Existing assessments of student performance are diverse and are guided by different purposes (see, e.g., Bond, 1995). The committee recognizes in the legislation that requested this study a desire to bring about greater comparability among tests in the United States, while upholding traditions of state and local control of education and respecting the substantial public and private investments that have been made in developing educational tests and assessments. In a word, we interpret the charge to us as an expression of Congress's desire to forge some unity of interpretation within a heterogeneous system of testing and assessment. The focus of this report is whether an equivalency scale can be developed to accomplish that goal, the educational assessment equivalent of “e pluribus unum.”
PURPOSES OF LINKAGE
In formulating the question for this study, Congress was not explicit about the purposes of the proposed linkages. However, because the study originated in the vigorous debate about the President's proposal for voluntary national testing, the committee assumes that Congress sees linkage as a possible
substitute for the voluntary national tests. For example, if linkages could be developed that would permit the scores of individual students on existing tests and assessments to be compared with each other and reported in terms of the achievement levels used by NAEP, it might show which state tests are less challenging than others and whether individual children are reaching achievement levels defined by NAEP. Moreover, the information might be used by parents to work for improvements in their schools and school districts (Smith, Stevenson, and Li, 1998).
SCOPE OF THIS STUDY
The primary focus of the committee's examination is linkage among the tests and assessments currently used by states and districts to measure individual students' educational performance. The committee uses the terms “test” and “assessment” interchangeably, following Shepard (1994). If there is a difference between these two terms it is one of emphasis: a test usually refers to a particular coherent testing instrument; an assessment is more likely to refer to a system that involves more than one test.

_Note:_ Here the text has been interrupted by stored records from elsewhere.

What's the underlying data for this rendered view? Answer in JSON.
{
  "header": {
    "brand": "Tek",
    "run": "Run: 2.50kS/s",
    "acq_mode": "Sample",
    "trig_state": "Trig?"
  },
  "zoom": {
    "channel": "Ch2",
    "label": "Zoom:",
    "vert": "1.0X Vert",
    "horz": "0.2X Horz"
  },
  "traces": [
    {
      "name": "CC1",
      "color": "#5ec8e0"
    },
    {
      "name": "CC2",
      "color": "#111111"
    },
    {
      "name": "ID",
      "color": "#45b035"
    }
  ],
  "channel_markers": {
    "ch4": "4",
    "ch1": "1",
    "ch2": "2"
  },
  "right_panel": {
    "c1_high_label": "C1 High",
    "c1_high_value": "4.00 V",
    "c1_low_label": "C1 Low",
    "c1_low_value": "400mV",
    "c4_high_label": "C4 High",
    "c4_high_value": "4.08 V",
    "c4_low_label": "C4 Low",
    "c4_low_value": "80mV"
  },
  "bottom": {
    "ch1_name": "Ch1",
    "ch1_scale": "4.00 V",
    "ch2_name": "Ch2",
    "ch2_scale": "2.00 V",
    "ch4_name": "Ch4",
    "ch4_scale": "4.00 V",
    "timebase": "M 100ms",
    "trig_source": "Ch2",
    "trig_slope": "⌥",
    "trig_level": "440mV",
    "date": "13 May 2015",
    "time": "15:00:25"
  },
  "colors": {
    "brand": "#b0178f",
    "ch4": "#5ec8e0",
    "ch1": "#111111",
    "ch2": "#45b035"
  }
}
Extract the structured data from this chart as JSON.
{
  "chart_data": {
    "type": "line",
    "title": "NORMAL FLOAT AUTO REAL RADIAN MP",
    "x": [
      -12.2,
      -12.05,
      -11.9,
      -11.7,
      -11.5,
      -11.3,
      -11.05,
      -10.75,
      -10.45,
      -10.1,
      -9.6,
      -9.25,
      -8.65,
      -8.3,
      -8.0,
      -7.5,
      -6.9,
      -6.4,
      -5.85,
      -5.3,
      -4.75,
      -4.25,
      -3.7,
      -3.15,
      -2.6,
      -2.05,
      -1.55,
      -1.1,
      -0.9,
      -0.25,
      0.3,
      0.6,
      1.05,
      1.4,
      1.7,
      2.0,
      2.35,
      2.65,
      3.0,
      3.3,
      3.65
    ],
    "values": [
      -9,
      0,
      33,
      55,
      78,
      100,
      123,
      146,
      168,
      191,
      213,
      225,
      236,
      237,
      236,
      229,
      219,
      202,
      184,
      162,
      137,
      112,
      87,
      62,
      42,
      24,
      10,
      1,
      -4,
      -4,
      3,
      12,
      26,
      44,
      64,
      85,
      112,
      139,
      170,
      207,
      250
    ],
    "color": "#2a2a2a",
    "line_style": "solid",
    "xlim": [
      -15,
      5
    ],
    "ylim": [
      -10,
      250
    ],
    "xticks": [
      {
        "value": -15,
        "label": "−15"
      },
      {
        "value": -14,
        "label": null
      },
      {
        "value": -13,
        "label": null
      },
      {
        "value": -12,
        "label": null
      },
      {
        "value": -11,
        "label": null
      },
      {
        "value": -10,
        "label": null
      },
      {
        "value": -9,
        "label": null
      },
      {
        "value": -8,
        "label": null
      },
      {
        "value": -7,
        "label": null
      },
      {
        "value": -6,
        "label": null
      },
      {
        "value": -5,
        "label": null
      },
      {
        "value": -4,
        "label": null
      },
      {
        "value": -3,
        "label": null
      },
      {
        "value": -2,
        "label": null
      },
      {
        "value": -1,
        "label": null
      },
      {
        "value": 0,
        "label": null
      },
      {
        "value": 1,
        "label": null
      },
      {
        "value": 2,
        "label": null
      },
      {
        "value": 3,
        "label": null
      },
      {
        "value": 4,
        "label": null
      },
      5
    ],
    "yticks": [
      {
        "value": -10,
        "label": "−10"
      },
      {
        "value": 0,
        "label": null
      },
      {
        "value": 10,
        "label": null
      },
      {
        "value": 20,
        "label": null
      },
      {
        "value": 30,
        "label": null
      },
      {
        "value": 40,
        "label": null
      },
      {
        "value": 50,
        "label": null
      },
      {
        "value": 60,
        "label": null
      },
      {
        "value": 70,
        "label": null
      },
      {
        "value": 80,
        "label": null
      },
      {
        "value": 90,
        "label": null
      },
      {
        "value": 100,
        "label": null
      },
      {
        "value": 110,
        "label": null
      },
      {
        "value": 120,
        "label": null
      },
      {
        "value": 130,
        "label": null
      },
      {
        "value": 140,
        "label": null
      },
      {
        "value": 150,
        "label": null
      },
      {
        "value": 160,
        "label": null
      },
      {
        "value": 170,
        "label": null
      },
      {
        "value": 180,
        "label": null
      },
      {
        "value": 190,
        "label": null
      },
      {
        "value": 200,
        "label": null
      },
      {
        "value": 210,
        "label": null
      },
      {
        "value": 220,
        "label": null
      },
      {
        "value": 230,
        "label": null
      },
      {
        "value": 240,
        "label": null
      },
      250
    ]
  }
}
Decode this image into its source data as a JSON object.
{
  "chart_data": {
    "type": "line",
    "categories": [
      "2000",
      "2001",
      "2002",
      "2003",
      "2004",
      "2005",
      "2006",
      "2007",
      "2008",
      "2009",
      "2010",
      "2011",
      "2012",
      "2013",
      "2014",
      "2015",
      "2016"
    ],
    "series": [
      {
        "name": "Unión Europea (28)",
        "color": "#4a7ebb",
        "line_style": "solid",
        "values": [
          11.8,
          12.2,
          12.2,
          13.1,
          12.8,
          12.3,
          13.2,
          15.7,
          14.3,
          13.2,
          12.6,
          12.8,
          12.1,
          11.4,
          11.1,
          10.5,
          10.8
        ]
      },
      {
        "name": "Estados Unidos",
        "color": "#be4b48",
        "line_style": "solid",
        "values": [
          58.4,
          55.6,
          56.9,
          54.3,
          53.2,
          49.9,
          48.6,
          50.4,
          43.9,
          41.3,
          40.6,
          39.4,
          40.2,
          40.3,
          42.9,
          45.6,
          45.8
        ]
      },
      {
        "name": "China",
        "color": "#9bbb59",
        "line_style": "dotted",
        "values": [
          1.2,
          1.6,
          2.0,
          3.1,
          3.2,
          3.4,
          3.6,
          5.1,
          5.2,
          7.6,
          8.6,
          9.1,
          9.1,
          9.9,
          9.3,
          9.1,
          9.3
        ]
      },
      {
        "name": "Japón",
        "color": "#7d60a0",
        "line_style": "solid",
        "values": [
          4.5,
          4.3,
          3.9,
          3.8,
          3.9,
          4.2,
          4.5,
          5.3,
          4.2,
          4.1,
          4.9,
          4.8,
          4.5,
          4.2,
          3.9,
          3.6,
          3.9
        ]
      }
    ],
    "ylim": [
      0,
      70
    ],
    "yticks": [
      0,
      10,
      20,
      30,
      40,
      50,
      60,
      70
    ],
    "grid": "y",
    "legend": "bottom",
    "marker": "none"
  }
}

This interpretation of our charge has led the committee to focus its deliberations on two principal issues:
-
the degree to which existing state and commercial tests and assessments can be linked to each other on a common scale, permitting individual scores from different tests and assessments to be compared; and
-
whether scores on existing state and commercial tests and assessments can be interpreted in terms of NAEP's achievement levels, so that parents can know how well their children are doing as measured against national benchmarks.
The committee has a large field of inquiry and a short time frame in which to analyze evidence and arrive at conclusions. The committee is examining a substantial amount of data about selected state and commercial tests and assessments that are likely candidates for the types of linkage suggested by the legislation. We are specifically investigating:
-
common uses of these tests;
-
diversity in their content and format;
-
their measurement properties, such as their difficulty and the reliability of their scores (by reliability we refer to their consistency over time);
-
the degree to which state and district tests change over time; and
-
the degree to which state policies affect uses and interpretations of test results.
To evaluate the methodological and technical issues involved in establishing linkages between these kinds of tests, the committee is reviewing past efforts to link different tests and assessments to each other and to NAEP. We are giving particular attention to the purposes of these linkages as we explore research on alternative methodologies and the validity of inferences drawn from the linked results. Where possible, we illustrate our empirical findings with examples from math and reading tests, the focus of much of today's policy debate.